More secure quantum repeaters: One significant limitation with current quantum repeater technology is that while it facilitates secure transactions through QKD, it may not itself be secure. A recent survey of quantum repeater vulnerabilities by Japanese scientists is quite devastating in this regard.

“Quantum” repeaters today are actually hybrid systems and include classical computing devices that – as the Japanese scientists point out – are just as vulnerable as other classical systems to security violations. It is true that a quantum repeater can be physically secured, but quantum encryption based on repeaters that are not themselves secure, detracts from the business case for QKD and could also be a problem for those sharing of quantum computer resources over a cloud and/or a network.

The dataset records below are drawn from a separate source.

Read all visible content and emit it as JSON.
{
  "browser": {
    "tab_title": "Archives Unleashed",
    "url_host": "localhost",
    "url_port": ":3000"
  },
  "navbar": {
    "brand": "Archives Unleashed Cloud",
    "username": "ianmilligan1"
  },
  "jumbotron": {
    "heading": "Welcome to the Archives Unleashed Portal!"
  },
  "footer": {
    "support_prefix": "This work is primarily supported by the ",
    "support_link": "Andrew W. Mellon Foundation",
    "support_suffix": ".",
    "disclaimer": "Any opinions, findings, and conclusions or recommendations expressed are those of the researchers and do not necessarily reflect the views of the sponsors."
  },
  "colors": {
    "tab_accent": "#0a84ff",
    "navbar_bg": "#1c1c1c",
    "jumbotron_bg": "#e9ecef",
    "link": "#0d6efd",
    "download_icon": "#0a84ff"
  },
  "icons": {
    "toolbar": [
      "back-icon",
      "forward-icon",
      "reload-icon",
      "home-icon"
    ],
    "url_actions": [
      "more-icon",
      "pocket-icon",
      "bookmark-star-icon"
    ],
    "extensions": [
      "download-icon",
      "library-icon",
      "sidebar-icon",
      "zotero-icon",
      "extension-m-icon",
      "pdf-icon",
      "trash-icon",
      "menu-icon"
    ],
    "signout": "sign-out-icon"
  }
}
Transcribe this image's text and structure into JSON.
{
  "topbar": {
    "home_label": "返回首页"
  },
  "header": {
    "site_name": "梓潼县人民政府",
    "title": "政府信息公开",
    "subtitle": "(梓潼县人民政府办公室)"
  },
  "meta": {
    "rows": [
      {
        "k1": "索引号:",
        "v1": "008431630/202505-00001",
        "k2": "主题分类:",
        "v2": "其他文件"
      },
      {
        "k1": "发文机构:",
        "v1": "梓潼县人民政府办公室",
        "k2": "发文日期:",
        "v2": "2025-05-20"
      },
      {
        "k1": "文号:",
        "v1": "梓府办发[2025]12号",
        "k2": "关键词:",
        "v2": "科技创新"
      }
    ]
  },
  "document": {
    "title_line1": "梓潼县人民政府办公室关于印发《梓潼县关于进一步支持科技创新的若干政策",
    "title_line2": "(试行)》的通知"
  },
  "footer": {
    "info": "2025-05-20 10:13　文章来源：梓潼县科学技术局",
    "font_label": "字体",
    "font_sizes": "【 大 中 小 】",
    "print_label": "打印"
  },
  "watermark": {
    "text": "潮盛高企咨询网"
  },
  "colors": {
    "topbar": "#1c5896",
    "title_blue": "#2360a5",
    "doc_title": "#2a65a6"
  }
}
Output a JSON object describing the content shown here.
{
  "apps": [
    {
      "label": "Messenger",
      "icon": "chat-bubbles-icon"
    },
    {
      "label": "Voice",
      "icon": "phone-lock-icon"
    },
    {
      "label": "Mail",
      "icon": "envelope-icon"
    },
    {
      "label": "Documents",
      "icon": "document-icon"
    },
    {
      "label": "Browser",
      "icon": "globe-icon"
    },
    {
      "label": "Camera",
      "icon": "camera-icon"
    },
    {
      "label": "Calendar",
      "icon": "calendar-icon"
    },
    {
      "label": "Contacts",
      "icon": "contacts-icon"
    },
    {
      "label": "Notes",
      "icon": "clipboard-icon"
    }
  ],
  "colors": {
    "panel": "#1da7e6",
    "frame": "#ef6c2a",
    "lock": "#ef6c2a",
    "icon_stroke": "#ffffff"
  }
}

There is a growing research literature on what to do about all this, but very little likelihood that bit/qubit conversions inside the repeater will ever be wholly eliminated. Rather, what IQT Research anticipates is that enough will be done over the next five years to produce repeaters that end user concerns will be addressed. Repeater vendors will then declare victory and introduce a new wave of next-generation secure repeaters. Based on the current state of the R&D and the speed at which we think quantum networks will develop, we think this new breed of secure quantum repeaters will emerge in about three to five years.

The next best thing to a quantum amplifier: Unless someone finds a way round the non-cloning theorem in quantum theory, there will never be a quantum analog of the optical amplifier. However, what may be possible – and surely this will be more than five years from now – is a highly slimmed down quantum repeater that will be low-cost and easy to install in much the same way that EDFAs are.

If this stage in the evolution of the quantum repeater actually occurs, it will probably be a device that does not have extensive integrated memory requirements. At the present time, we are at a stage in quantum repeater development where storage is largely classical, raising the vulnerability issues mentioned above. The next stage will be quantum repeaters utilizing quantum memories. But NTT for one is researching quantum repeaters without quantum memories. Its optical quantum repeater, designed with some Canadian researchers, appears to eliminate the quantum memories in repeaters.

It is still too early to say where this work is headed from a commercial perspective. However, if this kind of quantum repeater ever becomes the commercial product that enables a great leap forward in the Quantum Internet, history of the EDFA and long-haul optical networks will have repeated itself. As in the Optical Internet, so in the Quantum Internet.